Criminal law in California, and across the Nation, is in a state of flux. It has been my entire career and I think it will likely always remain that way. Laws change as the People that make them change. It is hard not to have a knee jerk reaction every January when the changes in the law are handed down; because change is hard. But change, I think, is ultimately how we do better in the criminal justice system.

My entire career in criminal law I’ve watched the laws evolve around marijuana and drugs. Cultivation of marijuana was a felony when I started practicing law. Then it changed to either a felony or misdemeanor depending on the number of plants or amount being cultivated. Currently as I write this, it is a misdemeanor (or infraction) unless there are also violations of certain environmental crimes occurring while the person is cultivating.

#22 involved a defendant who was cultivating marijuana on US Forest Service Land in a remote area of the Plumas National Forest. Law enforcement officers had to hike into the grow area and while doing so passed the irrigation system set up to water the plants, which was pulling water out of Bean Creek to irrigate approximately 350 marijuana plants. Following the irrigation system is what led officers to the defendant who was alone, sleeping on a cot, when they arrived.

The area was a rudimentary campsite with a cot, a small amount of dried beans, some cooking gear, a firepit, as well as fertilizer and plants growing both in the ground and in solo cups. Defendant was unarmed and had no communication devices with him. There was no vehicle associated with the location and officers testified at the trial and the hike was was of the harder access hikes they’ve ever had to do.

The plants at this location were small at the time officers arrived, but were still consuming 3-5 gallons of water every other day meaning that every other day approximately 1,059 gallons of water was being illegally diverted from Bean Creek for use in this plantation. At the time, given the yield the plants would have produced if allowed to mature would have resulted in $353,000.00 worth of marijuana.

Defendant was a Spanish speaker and interviewed on scene. He told officers he had been at the site for approximately 2 weeks and had been promised good money to come and work in the fields by an unknown individual defendant referred to as “Primo.” Defendant said he did not know he was going to work at a marijuana grow until he got here; he also said he knew it was illegal but he needed to make money. Defendant had been dropped off at the road and told to follow the water lines until he found the grow and when he got to the location he started to care for the plants.

This was a Cartel grow. It is pretty standard to have the Mexican Cartel drop individuals off at a remote location in our State and National Forests to take care of plants. They will have a set of workers prepare the land and set up irrigation, another tends to the crops, they could also rotate workers to harvest the marijuana and trim it for sale.
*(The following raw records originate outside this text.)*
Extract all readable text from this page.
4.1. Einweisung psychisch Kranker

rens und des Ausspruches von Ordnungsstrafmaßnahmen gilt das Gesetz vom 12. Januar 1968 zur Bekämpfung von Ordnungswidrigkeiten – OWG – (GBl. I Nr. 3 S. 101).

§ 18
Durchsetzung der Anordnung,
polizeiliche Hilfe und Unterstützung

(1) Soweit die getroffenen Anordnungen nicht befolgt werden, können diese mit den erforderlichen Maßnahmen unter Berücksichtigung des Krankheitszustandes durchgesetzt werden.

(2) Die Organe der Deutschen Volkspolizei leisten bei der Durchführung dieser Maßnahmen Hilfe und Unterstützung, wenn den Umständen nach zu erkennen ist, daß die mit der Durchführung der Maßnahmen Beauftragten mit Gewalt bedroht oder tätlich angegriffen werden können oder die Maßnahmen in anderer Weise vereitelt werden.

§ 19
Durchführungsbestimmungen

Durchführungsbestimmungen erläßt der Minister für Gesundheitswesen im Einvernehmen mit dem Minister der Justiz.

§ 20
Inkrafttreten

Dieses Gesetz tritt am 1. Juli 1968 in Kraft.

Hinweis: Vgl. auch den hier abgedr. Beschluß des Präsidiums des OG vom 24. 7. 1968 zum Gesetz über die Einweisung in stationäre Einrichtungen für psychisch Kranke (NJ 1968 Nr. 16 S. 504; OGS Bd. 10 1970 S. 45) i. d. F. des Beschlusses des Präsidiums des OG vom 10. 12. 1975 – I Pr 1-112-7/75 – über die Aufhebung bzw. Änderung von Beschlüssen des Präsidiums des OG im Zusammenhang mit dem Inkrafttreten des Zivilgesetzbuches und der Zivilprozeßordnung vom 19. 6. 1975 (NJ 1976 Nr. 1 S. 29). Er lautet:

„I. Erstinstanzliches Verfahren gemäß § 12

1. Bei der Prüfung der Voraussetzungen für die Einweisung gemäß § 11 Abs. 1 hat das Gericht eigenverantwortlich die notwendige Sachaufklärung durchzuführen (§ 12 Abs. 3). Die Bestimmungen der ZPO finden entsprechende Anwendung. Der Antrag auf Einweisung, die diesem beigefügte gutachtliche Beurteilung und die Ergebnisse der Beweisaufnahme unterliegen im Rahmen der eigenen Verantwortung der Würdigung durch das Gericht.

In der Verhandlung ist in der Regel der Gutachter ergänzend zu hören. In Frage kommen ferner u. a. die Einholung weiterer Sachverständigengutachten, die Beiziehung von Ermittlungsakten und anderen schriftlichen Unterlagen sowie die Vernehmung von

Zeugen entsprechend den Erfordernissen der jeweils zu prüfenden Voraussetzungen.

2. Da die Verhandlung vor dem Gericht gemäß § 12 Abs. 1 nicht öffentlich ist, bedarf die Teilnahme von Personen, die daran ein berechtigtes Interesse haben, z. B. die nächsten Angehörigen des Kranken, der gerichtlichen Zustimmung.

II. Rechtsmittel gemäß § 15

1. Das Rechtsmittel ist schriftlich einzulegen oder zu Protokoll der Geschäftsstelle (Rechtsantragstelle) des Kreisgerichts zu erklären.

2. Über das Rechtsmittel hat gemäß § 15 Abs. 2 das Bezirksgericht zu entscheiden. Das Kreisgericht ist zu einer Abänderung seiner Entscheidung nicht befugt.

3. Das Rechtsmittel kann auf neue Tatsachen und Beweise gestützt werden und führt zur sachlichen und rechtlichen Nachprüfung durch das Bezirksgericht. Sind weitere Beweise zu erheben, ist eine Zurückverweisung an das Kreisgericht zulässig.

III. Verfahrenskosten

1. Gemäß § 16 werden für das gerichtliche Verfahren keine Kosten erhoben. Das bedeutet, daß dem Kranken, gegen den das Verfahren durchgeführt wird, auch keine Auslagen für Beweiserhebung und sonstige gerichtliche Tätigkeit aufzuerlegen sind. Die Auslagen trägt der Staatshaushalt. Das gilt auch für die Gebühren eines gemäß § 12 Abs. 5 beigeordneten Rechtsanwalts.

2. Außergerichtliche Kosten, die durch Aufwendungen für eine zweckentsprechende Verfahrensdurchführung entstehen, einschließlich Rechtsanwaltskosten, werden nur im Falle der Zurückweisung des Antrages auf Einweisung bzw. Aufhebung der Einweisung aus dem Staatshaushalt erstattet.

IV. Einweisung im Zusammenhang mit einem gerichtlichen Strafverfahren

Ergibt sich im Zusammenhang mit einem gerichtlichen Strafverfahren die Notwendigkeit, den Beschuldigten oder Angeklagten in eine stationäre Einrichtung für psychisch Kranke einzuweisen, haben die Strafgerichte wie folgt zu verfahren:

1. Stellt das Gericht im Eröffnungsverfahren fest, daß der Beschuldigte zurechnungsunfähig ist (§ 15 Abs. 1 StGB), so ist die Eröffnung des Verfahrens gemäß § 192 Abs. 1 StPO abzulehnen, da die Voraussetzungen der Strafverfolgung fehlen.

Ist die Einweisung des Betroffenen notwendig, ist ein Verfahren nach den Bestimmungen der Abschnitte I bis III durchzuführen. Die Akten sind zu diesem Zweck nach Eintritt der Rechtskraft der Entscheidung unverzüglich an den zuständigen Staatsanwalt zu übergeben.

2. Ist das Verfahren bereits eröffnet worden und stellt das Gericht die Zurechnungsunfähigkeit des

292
At the time my perspective on Cartel grows, as was pretty standard, was that all the workers were cogs in the machine necessary to keep the Cartel operating a substantial and profitable illegal enterprise. As such, workers were prosecuted with felonies, as well as both cultivation and possession of marijuana for sale. This defendant was charged this way, but the jury only found him guilty of a lesser misdemeanor of marijuana cultivation. The jury believed that the watering system had been prepared by someone else and this defendant should not be held responsible for the illegal watering system already in place.

Since this trial, and over the last several years, there has been a lot of information about human trafficking in the form of forced labor that has come to light because of these illegal grows. Around the time of this particular trial we started seeing an increase in defendants who were from out of the Country in our courts because of marijuana grows-mostly of Hispanic and Asian origin. The circumstances always seemed a bit similar to this case. They were offered work, not told where or what it was, and then dropped off in a remote location to tend to plants. Often we would hear that food and supplies were brought in weekly and left on the side of the road and that there was no way for the workers to leave or communicate with the outside world.

My perspective has since changed since this trial. Now, when deciding whether to file a felony, a misdemeanor, or at all, in these types of cases, the issue of forced labor is at the forefront of my mind. In deciding what to do I look at the circumstances of how a particular person got involved in a particular grow, the real life consequences of deportation should they be convicted of a felony, and whether or not their conduct justifies that level of charge. I also take into account the particular person’s actual role in the grow, the type of environmental damage actually caused by the grow itself, and whether we can link that damage to him or her.

Ultimately, this was one the jury got right with a misdemeanor and it helped me change my perspective on marijuana cultivation moving forward. It is also a good example of how prosecution evolves over time with the law as it changes. Prosecutors are given a lot of discretion in filing, charging, settling, and trying cases on behalf of the People and as there are changes in the law, and continuing research into areas affecting crime we, adapt so that our discretion aligns with what society believes is a just outcome. The jury saw it here and I see it now.